Como Adriana, o industriário Jorge Celso Jordão, de 47 anos, também queixava-se que tinha perdido tudo com a inundação. Conformado, fazia planos para recomeçar. "Vou ver se consigo dinheiro emprestado de parentes." Sua vizinha Isaura Cristina Chagas Ribeiro, de 34 anos, tentava animar os conhecidos, afirmando que o pior já passou. "Deus dá, Deus tira", dizia a dona de casa. "É revoltante, chorei muito, não tenho onde pôr a roupa dos meus filhos, mas o importante é estar vivo."
Para alguns a tragédia se agravou por falta de competência da administração municipal. "O que depende do povo foi feito, mas a Prefeitura está deixando a desejar: é preciso que eles tirem o lixo e desinfetem as ruas logo", dizia o comerciário José de Carvalho Mendes, de 51 anos. Em dezembro, ele gastou R$ 7 mil para reformar sua casa e comprar móveis novos. Ao voltar depois da enchente, encontrou a pintura danificada, batentes das portas descascados, massa do teto solta. "O que não está estragado, foi roubado; ainda não tenho idéia de quanto vou gastar para refazer tudo, mas minha preocupação maior agora é voltar para casa e ao trabalho."
A assessoria de comunicação da Prefeitura de Pouso Alegre informou que, desde sábado, dez equipes de limpeza com 20 homens cada estão limpando a cidade. Outros 50 funcionários estão percorrendo os bairros de Santa Cecília, Faisqueira, Foch II, Jardins Olímpico e Yara, Parque São Camilo e São Geraldo para desinfetar as ruas. Neste último, o trabalho está mais lento, segundo a assessoria, pois ainda há ruas alagadas. Nos locais que servem como abrigo, as famílias recebem alimentação, roupas vindas de doações e, quando necessário, assistência médica.
Abrigo - A ajudante de cozinha Juraci dos Santos Borges, de 38 anos, era uma das cerca de 400 pessoas abrigadas hoje na Escola Estadual Vinícius Meyer. Ela estava visitando a mãe em outra cidade no réveillon e só soube que sua casa estava alagada quando voltou. "Perdi tudo e vim para cá, mas aqui também há problemas", diz. "Eles, por exemplo, separam as melhores roupas e os colchões para quem é amigo." Por causa da enchente, o filho Gabriel, de 10 anos, teve problemas de saúde. Não foi o único.
Muitos moradores já estão se queixando de mal-estar, inchaços, picadas de mosquitos e problemas de pele. Alguns já receberam vacina antitetânica. A orientação é para que os que sofreram cortes ou beberam água da enchente procurem os postos médicos.

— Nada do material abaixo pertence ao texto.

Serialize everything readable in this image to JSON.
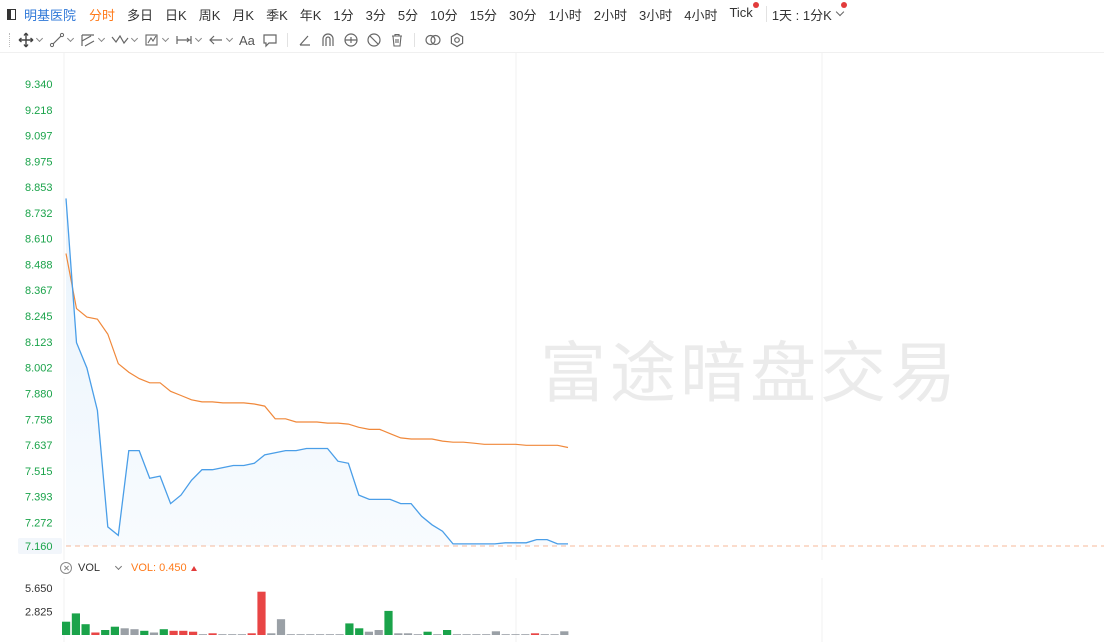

A Prefeitura já avisou que a campanha de vacinação em massa deve começar só depois da limpeza das ruas, retirada de entulho e cadastramento das pessoas para o atendimento de emergência.
No sábado, agentes municipais começaram a visitar as áreas atingidas para verificar as necessidades das famílias. Professoras da rede pública foram chamadas para atuar como assistentes sociais. A extensão do auxílio, todavia, não foi definida. "Pedimos o cadastramento para que posteriormente a Prefeitura dê a ajuda que for possível aos moradores", diz assessora de comunicação Ana Paula Ferreira Farago. " E isso vai depender de recursos dos governos estadual e federal, ainda não anunciados."
Sobre as denúncias de que a prefeitura teria sido omissa quanto à questão das enchentes, a assessora disse que o prefeito Jair Siqueira (PPB) já havia explicado que as obras anti-enchente ainda não estavam prontas. "A Prefeitura inaugurou a Avenida Dique 1, que serve como barragem do Rio Sapucaí Mirim, mas falta terminar a Avenida Dique Dois, que seguraria as águas do Rio Mandu."